Leïla is a virgin priestess upon whose commitment and sacred prayers the whole community depends, and yet she meets Nadir in the temple. When Nourabad, the high priest, indignantly rips aside Leïla’s veil to reveal her identity, the assault includes sexual threat. When Zurga decrees that Leïla and Nadir must die for their sacrilege, his true motive is a personal jealousy.
It is Zurga’s tragedy that ends the opera. In another beautiful aria, “O Nadir, tendre ami,” Zurga remembers that Nadir is his friend. Although Leïla and Nadir are sentenced to the funeral pyre, made all too shockingly relevant by the introduction of gasoline, Zurga nonetheless determines to find a moment to free the condemned lovers. To do this he commits a terrible act of arson, setting fire to the village so that everyone rushes out to save their children. Zurga puts private conviction above his duty to the community that he has sworn to protect. This, of course, is a common theme in opera, but in Woolcock’s production, she makes clear how people can be destroyed by fanaticism, carelessness, and greed.
The first complete staging of Bizet’s The Pearl Fishers at the Metropolitan Opera was in 1916, with a starry cast that included Enrico Caruso, Giuseppe De Luca, and Frieda Hempel. In the 1920s De Luca went on to make a famous recording of “Au fond du temple saint” with the tenor Beniamino Gigli (a version memorably used as the emblem of male bonding in Peter Weir’s 1981 film Gallipoli). Since then, the duet has never been out of the recording repertoire.
But The Pearl Fishers is an opera that is much more than just that one part. There are exquisite arias, rousing choral numbers, inventive scoring for the orchestra, and as Woolcock’s production shows, a moral tale that addresses itself to our time.
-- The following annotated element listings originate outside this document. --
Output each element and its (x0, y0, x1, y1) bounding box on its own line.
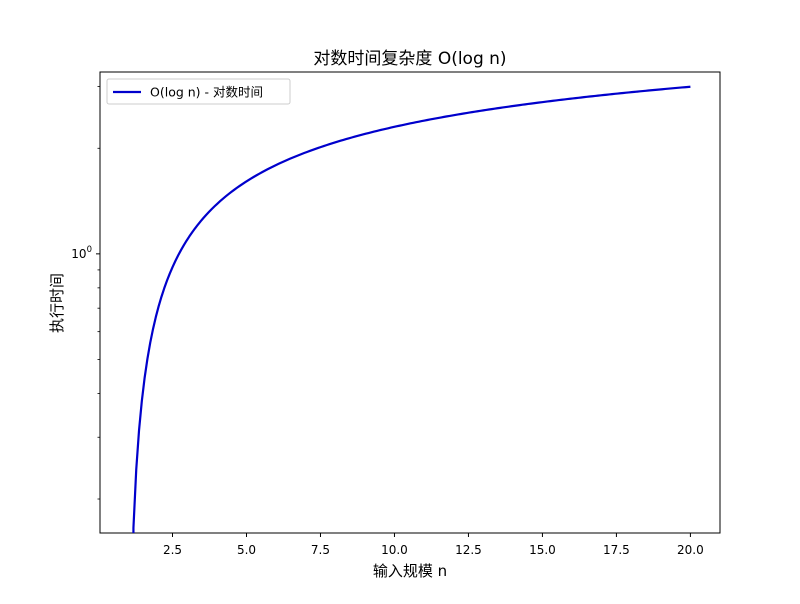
series-line (132, 85, 691, 533)
x-tick-label: 20.0 (677, 543, 704, 557)
y-tick-label-base: 10 (71, 247, 86, 261)
x-tick-label: 10.0 (381, 543, 408, 557)
y-tick-label-exponent: 0 (87, 245, 92, 255)
x-tick-label: 5.0 (237, 543, 256, 557)
x-tick-label: 7.5 (311, 543, 330, 557)
x-tick-label: 17.5 (603, 543, 630, 557)
y-tick-label: 100 (71, 245, 92, 261)
series-layer (132, 85, 691, 533)
plot-area-border (99, 71, 721, 534)
legend-label: O(log n) - 对数时间 (150, 85, 263, 100)
chart-title: 对数时间复杂度 O(log n) (313, 49, 506, 69)
legend: O(log n) - 对数时间 (106, 78, 291, 105)
x-axis-ticks: 2.5 5.0 7.5 10.0 12.5 15.0 17.5 20.0 (163, 533, 704, 557)
x-tick-label: 2.5 (163, 543, 182, 557)
legend-box (106, 78, 291, 105)
x-tick-label: 12.5 (455, 543, 482, 557)
y-axis-ticks: 100 (71, 86, 100, 500)
y-axis-label: 执行时间 (48, 273, 66, 333)
x-axis-label: 输入规模 n (373, 562, 447, 580)
x-tick-label: 15.0 (529, 543, 556, 557)
plot-frame (99, 71, 721, 534)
Bizet was only 25 at the premiere of The Pearl Fishers, and it is easy to see why the themes in Cormon and Carré’s libretto might appeal to a young man. In the end, though, it is the music that makes this opera. Bizet’s melodies are accessible, but they are also profound and moving, as Woolcock explains: “When you’re working with it, it has all these tunes! And it drives you mad, because you hear sthem and they form these sort of earworms that go around and around in your head all day and all night. But that,” she concludes, “is the sign of great writing.”